Today, commuters sail over the rooftops of 10th Mile at 80 km/h. The bazaar has become a “destination” rather than a “transit point”.

The 10th Mile Market.

This isolation has preserved the town’s character by shielding it from the aggressive commercial gentrification that usually follows high-traffic corridors.

Despite the lack of shiny chrome facades, 10th Mile remains one of the most culturally vibrant spots in the district. It has always been the “Great Meeting Point”.

Historically, this was the frontier where the Bidayuh community from the surrounding lowlands and highlands met the Chinese traders.

That ‘deoxyribonucleic acid’ (DNA) is still visible today. On any given morning, the wet market and the five-footways are a symphony of languages.

You will see Bidayuh aunties and uncles buying vegetables and meat spread out on tables and tray along the footways of the decades-old shops.

While the rest of Kuching tries to “curate” multiculturalism in modern food courts, 10th Mile lives it authentically.

Perhaps the most significant reason for the 10th Mile’s stasis is a shift in administrative gravity.

For decades, 10th Mile was the undisputed capital of the Padawan Municipal Council (MPP). However, the council is now looking toward the future – literally two miles down the road.

The MPP headquarters.

The development of the new MPP headquarters at 12th Mile (Semenggok) has effectively designated 12th Mile as the “New Downtown”.

With a multi-million ringgit administrative complex and new commercial hubs rising there, the pressure to modernise 10th Mile has eased. It has been allowed to remain the “Old Town”, a role it plays with effortless grace.

However, to say 10th Mile hasn’t changed at all would be an oversight.
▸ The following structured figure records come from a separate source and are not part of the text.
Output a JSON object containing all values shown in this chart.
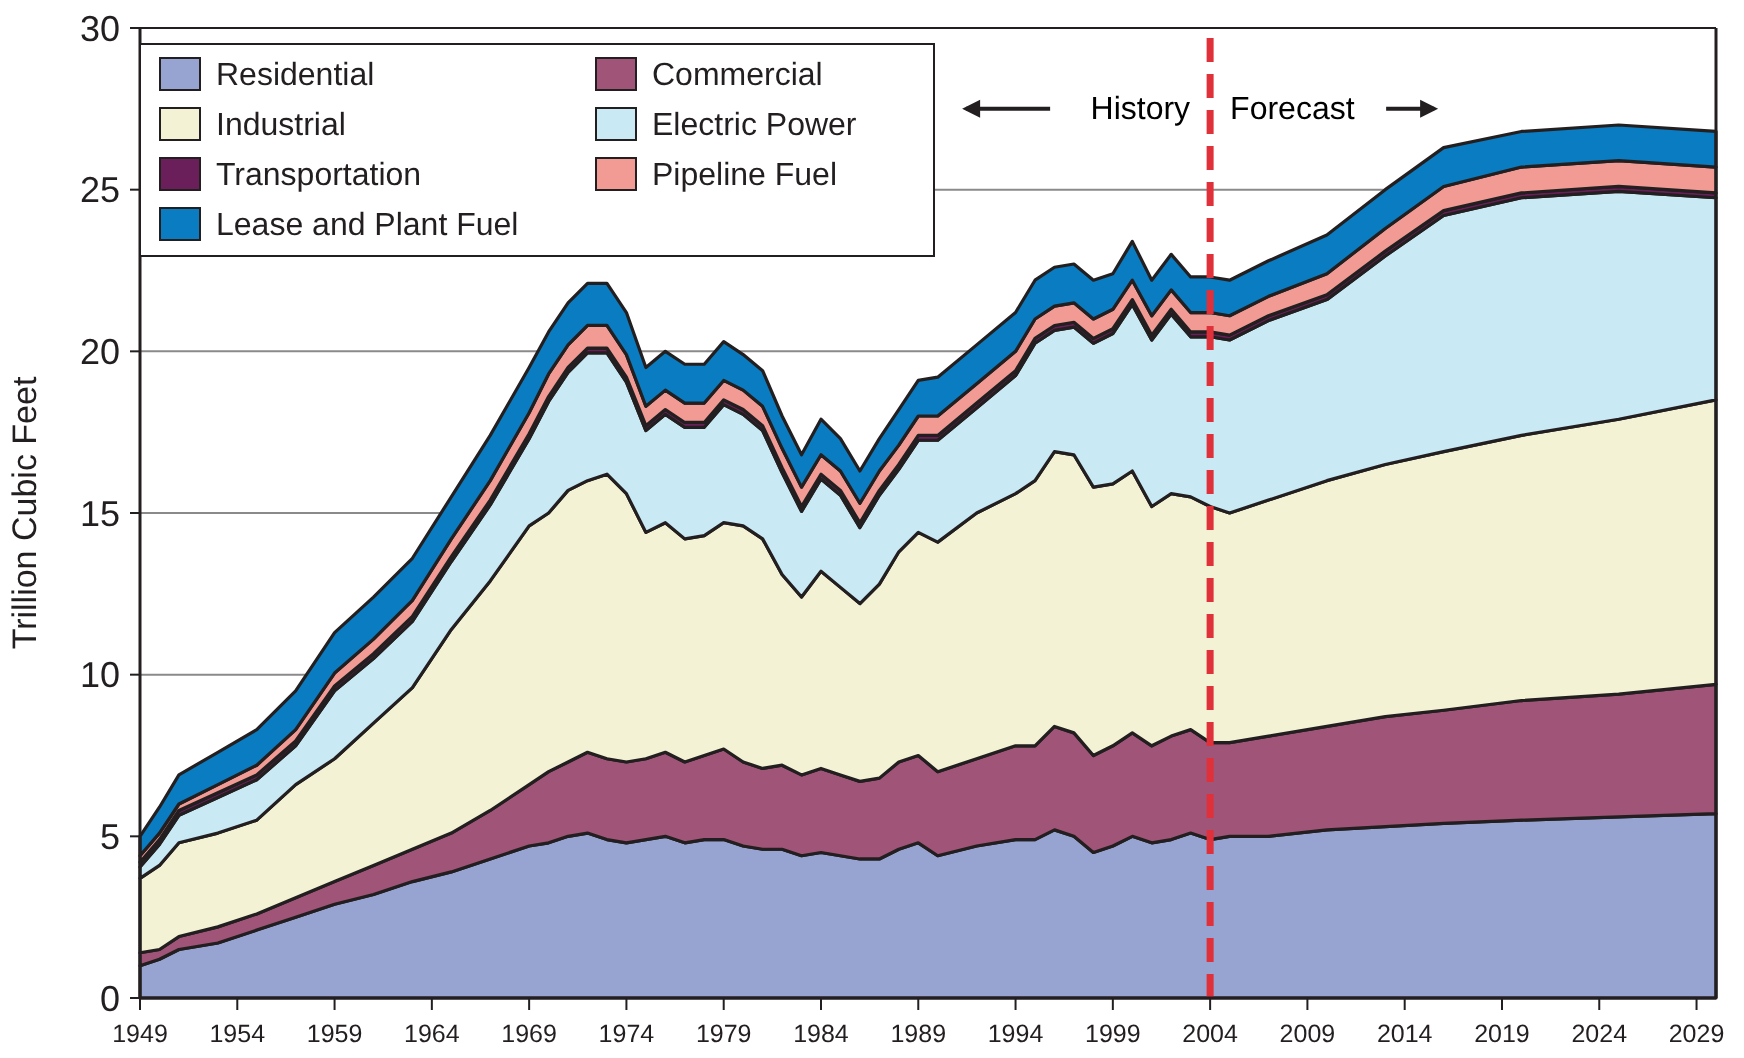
{
  "chart_data": {
    "type": "area",
    "stacked": true,
    "ylabel": "Trillion Cubic Feet",
    "x": [
      1949,
      1950,
      1951,
      1953,
      1955,
      1957,
      1959,
      1961,
      1963,
      1965,
      1967,
      1969,
      1970,
      1971,
      1972,
      1973,
      1974,
      1975,
      1976,
      1977,
      1978,
      1979,
      1980,
      1981,
      1982,
      1983,
      1984,
      1985,
      1986,
      1987,
      1988,
      1989,
      1990,
      1992,
      1994,
      1995,
      1996,
      1997,
      1998,
      1999,
      2000,
      2001,
      2002,
      2003,
      2004,
      2005,
      2007,
      2010,
      2013,
      2016,
      2020,
      2025,
      2030
    ],
    "series": [
      {
        "name": "Residential",
        "color": "#97a3d0",
        "values": [
          1.0,
          1.2,
          1.5,
          1.7,
          2.1,
          2.5,
          2.9,
          3.2,
          3.6,
          3.9,
          4.3,
          4.7,
          4.8,
          5.0,
          5.1,
          4.9,
          4.8,
          4.9,
          5.0,
          4.8,
          4.9,
          4.9,
          4.7,
          4.6,
          4.6,
          4.4,
          4.5,
          4.4,
          4.3,
          4.3,
          4.6,
          4.8,
          4.4,
          4.7,
          4.9,
          4.9,
          5.2,
          5.0,
          4.5,
          4.7,
          5.0,
          4.8,
          4.9,
          5.1,
          4.9,
          5.0,
          5.0,
          5.2,
          5.3,
          5.4,
          5.5,
          5.6,
          5.7
        ]
      },
      {
        "name": "Commercial",
        "color": "#a05578",
        "values": [
          0.4,
          0.3,
          0.4,
          0.5,
          0.5,
          0.6,
          0.7,
          0.9,
          1.0,
          1.2,
          1.5,
          1.9,
          2.2,
          2.3,
          2.5,
          2.5,
          2.5,
          2.5,
          2.6,
          2.5,
          2.6,
          2.8,
          2.6,
          2.5,
          2.6,
          2.5,
          2.6,
          2.5,
          2.4,
          2.5,
          2.7,
          2.7,
          2.6,
          2.7,
          2.9,
          2.9,
          3.2,
          3.2,
          3.0,
          3.1,
          3.2,
          3.0,
          3.2,
          3.2,
          3.0,
          2.9,
          3.1,
          3.2,
          3.4,
          3.5,
          3.7,
          3.8,
          4.0
        ]
      },
      {
        "name": "Industrial",
        "color": "#f3f2d4",
        "values": [
          2.3,
          2.6,
          2.9,
          2.9,
          2.9,
          3.5,
          3.8,
          4.4,
          5.0,
          6.3,
          7.1,
          8.0,
          8.0,
          8.4,
          8.4,
          8.8,
          8.3,
          7.0,
          7.1,
          6.9,
          6.8,
          7.0,
          7.3,
          7.1,
          5.9,
          5.5,
          6.1,
          5.8,
          5.5,
          6.0,
          6.5,
          6.9,
          7.1,
          7.6,
          7.8,
          8.2,
          8.5,
          8.6,
          8.3,
          8.1,
          8.1,
          7.4,
          7.5,
          7.2,
          7.3,
          7.1,
          7.3,
          7.6,
          7.8,
          8.0,
          8.2,
          8.5,
          8.8
        ]
      },
      {
        "name": "Electric Power",
        "color": "#c9e9f4",
        "values": [
          0.35,
          0.65,
          0.85,
          1.1,
          1.25,
          1.2,
          2.1,
          2.0,
          2.05,
          2.1,
          2.35,
          2.7,
          3.45,
          3.65,
          3.95,
          3.75,
          3.45,
          3.15,
          3.35,
          3.45,
          3.35,
          3.65,
          3.45,
          3.35,
          3.15,
          2.65,
          2.85,
          2.85,
          2.35,
          2.75,
          2.55,
          2.85,
          3.15,
          3.25,
          3.65,
          4.25,
          3.75,
          3.95,
          4.45,
          4.65,
          5.15,
          5.15,
          5.55,
          4.95,
          5.25,
          5.35,
          5.55,
          5.6,
          6.45,
          7.3,
          7.35,
          7.05,
          6.25
        ]
      },
      {
        "name": "Transportation",
        "color": "#6b1f5a",
        "values": [
          0.15,
          0.15,
          0.15,
          0.15,
          0.15,
          0.15,
          0.15,
          0.15,
          0.15,
          0.15,
          0.15,
          0.15,
          0.15,
          0.15,
          0.15,
          0.15,
          0.15,
          0.15,
          0.15,
          0.15,
          0.15,
          0.15,
          0.15,
          0.15,
          0.15,
          0.15,
          0.15,
          0.15,
          0.15,
          0.15,
          0.15,
          0.15,
          0.15,
          0.15,
          0.15,
          0.15,
          0.15,
          0.15,
          0.15,
          0.15,
          0.15,
          0.15,
          0.15,
          0.15,
          0.15,
          0.15,
          0.15,
          0.15,
          0.15,
          0.15,
          0.15,
          0.15,
          0.15
        ]
      },
      {
        "name": "Pipeline Fuel",
        "color": "#f29a94",
        "values": [
          0.2,
          0.2,
          0.2,
          0.25,
          0.3,
          0.35,
          0.4,
          0.45,
          0.5,
          0.55,
          0.6,
          0.65,
          0.7,
          0.7,
          0.7,
          0.7,
          0.7,
          0.6,
          0.6,
          0.6,
          0.6,
          0.6,
          0.6,
          0.6,
          0.6,
          0.6,
          0.6,
          0.6,
          0.6,
          0.6,
          0.6,
          0.6,
          0.6,
          0.6,
          0.6,
          0.6,
          0.6,
          0.6,
          0.6,
          0.6,
          0.6,
          0.6,
          0.6,
          0.6,
          0.6,
          0.6,
          0.6,
          0.65,
          0.7,
          0.75,
          0.8,
          0.8,
          0.8
        ]
      },
      {
        "name": "Lease and Plant Fuel",
        "color": "#0a7cc1",
        "values": [
          0.6,
          0.8,
          0.9,
          1.0,
          1.1,
          1.2,
          1.25,
          1.3,
          1.3,
          1.3,
          1.4,
          1.4,
          1.3,
          1.3,
          1.3,
          1.3,
          1.3,
          1.2,
          1.2,
          1.2,
          1.2,
          1.2,
          1.1,
          1.1,
          1.0,
          1.0,
          1.1,
          1.0,
          1.0,
          1.0,
          1.1,
          1.1,
          1.2,
          1.2,
          1.2,
          1.2,
          1.2,
          1.2,
          1.2,
          1.1,
          1.2,
          1.1,
          1.1,
          1.1,
          1.1,
          1.1,
          1.1,
          1.2,
          1.2,
          1.2,
          1.1,
          1.1,
          1.1
        ]
      }
    ],
    "xlim": [
      1949,
      2030
    ],
    "xticks": [
      1949,
      1954,
      1959,
      1964,
      1969,
      1974,
      1979,
      1984,
      1989,
      1994,
      1999,
      2004,
      2009,
      2014,
      2019,
      2024,
      2029
    ],
    "ylim": [
      0,
      30
    ],
    "yticks": [
      0,
      5,
      10,
      15,
      20,
      25,
      30
    ],
    "grid": "y",
    "legend": "top left",
    "ref_lines": [
      {
        "axis": "x",
        "value": 2004,
        "color": "#e0303a",
        "line_style": "dashed"
      }
    ],
    "annotations": [
      "History",
      "Forecast"
    ]
  }
}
The change is just subtle, appearing in the form of urban art.

The famous ‘Beautiful Ring Ladies of Semban’ mural, painted on the side of Kota Padawan Mall, serves as a poignant reminder of the town’s soul.

It depicts the Bidayuh ‘Ring Ladies’, a tribute to a disappearing way of life. It is fitting that this tribute is located here – in a town that is also, in its own way, holding onto a disappearing era.

There is also the creeping influence of the Autonomous Rapid Transit (ART) project. As Sarawak moves toward a hydrogen-powered public transport future, 10th Mile is likely to be slated to be a key node.

There is a quiet anxiety among locals: Will the ART bring the 21st century crashing into their quiet bazaar? Or will it simply provide a faster way for people to discover the charm of the 80s?

The now quiet row of the old shophouses that used to be busy in the 1980s and 1990s.

In the end, the reason 10th Mile feels frozen in the 90s is that it serves a purpose that modern malls cannot. It provides a sense of permanence.

In a world that changes at the speed of a fibre-optic connection, there is something deeply comforting about a place where the kolo mee tastes exactly the same as it did in 1988, and where the shopkeeper remembers your father’s name.

10th Mile doesn’t need a glass facade or a designer park to be relevant. Its value lies in its grit, its history, and its stubborn refusal to trade its soul for a coat of modern paint.

For now, the 10th Mile Bazaar remains Sarawak’s favourite time capsule, tucked under a flyover, waiting for anyone who wants to take a slow walk through the past.